Wir können dagegenhalten: Alter ist keine Krankheit. Erstens verbringen viele Menschen die Lebensphase Alter gesund und ohne physische, psychische oder soziale Beeinträchtigungen. Und zweitens geht es im Alter nicht um den Geburtstag, sondern um die Gesundheit. Genauer gesagt geht es um die funktionale Gesundheit, die wesentlich ist für Autonomie und selbständige Lebensführung. Gesundheit im Alter bedeutet nicht Abwesenheit von jeglicher Krankheit und Einschränkung. Sie zeigt sich vielmehr in der Aufrechterhaltung und in der Wiederherstellung von Selbständigkeit. Dabei ergeben sich aufgrund veränderter gesellschaftlicher Lebensbedingungen Möglichkeiten für neue biografische Entwürfe und neue Formen sozialer Beteiligung im Alter. Zu den Zielen gehören die Erhaltung und Stärkung der Autonomie und der gesundheitlichen Ressourcen, um das Fortschreiten bestehender Erkrankungen zu vermeiden und ein gelingendes Altern zu gewährleisten.
Für die Zukunft ergeben sich aus dem demographischen Wandel nicht nur neue Anforderungen an die professionelle Pflege, sondern auch an die gesellschaftliche Organisation der Pflege. Es braucht eine neue Kultur der Langzeitpflege, die sowohl familiales Handeln als auch das Pflegehandeln in Institutionen einbezieht. Eine neue Sorgekultur geht stärker von Selbstbestimmung und sozialer Teilhabe des Individuums aus. Sie bleibt aber nicht dabei stehen und überlässt das Hilfe- und Pflegerisiko dem Individuum. Notwendig ist für eine neue Kultur der Langzeitpflege soziale Verantwortung.
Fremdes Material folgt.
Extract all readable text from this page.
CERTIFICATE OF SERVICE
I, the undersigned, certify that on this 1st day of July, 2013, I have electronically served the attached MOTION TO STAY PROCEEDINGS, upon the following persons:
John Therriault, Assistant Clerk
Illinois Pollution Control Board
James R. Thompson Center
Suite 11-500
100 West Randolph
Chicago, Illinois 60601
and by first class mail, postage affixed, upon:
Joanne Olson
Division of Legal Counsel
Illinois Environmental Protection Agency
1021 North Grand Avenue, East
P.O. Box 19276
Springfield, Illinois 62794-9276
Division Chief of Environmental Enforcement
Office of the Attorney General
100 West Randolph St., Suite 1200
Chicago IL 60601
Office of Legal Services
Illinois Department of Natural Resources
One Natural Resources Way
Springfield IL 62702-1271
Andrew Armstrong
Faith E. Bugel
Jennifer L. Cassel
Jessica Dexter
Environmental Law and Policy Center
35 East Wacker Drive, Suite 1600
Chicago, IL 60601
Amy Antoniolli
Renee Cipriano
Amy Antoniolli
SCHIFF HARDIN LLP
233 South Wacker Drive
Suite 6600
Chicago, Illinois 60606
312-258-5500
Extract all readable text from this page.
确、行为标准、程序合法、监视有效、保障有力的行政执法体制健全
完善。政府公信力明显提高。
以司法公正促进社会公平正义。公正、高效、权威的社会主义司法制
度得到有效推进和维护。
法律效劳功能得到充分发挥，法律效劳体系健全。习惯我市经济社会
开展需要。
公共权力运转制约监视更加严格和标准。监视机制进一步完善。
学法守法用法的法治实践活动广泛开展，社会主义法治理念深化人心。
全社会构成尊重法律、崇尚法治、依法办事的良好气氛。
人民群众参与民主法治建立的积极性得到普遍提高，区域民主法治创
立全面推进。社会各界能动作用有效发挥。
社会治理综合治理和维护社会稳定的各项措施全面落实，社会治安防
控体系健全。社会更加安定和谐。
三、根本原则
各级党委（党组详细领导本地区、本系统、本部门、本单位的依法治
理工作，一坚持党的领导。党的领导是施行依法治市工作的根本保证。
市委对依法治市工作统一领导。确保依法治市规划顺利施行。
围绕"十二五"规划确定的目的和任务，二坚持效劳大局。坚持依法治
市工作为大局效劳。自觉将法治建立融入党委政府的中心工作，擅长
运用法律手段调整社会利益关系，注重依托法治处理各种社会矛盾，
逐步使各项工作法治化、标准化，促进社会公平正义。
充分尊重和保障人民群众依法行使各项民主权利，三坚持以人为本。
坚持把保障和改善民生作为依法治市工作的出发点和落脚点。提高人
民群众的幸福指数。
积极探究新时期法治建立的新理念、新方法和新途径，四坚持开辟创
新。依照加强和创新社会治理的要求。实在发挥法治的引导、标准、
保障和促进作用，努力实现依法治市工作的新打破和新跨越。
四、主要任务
Damit gemeint ist, dass die Pflege weder ausschließlich der Familie noch Organisationen zuzumuten ist. Wir sehen neuerdings, dass alte Männer, die Pflegeaufgaben übernehmen und bei dieser Aufgabe allein gelassen werden, an diesen scheitern. Wir sehen aber auch, dass Institutionen wie Pflegeheime, wenn sie sehr stark von der sozialen Umwelt abgeschottet ihre Aufgaben erfüllen, zunehmend scheitern. Langzeitpflege muss als Social Caring begriffen werden, das in dazu bestimmten Sozialräumen stattfindet, die nicht als feindliche Außenwelt zu sehen sind, sondern als Orte sozialer Solidarität und Verantwortung. Die Langzeitpflege tut also gut daran, sich als sozialräumliches Geschehen zu verankern. Sowohl die Abschottung zu Hause als auch die Zugangsbarrieren zu Langzeitpflege in Institutionen sind gesellschaftlich kontraproduktiv und gehen an den Bedürfnissen von alten Menschen, die Pflege geben und brauchen, vorbei.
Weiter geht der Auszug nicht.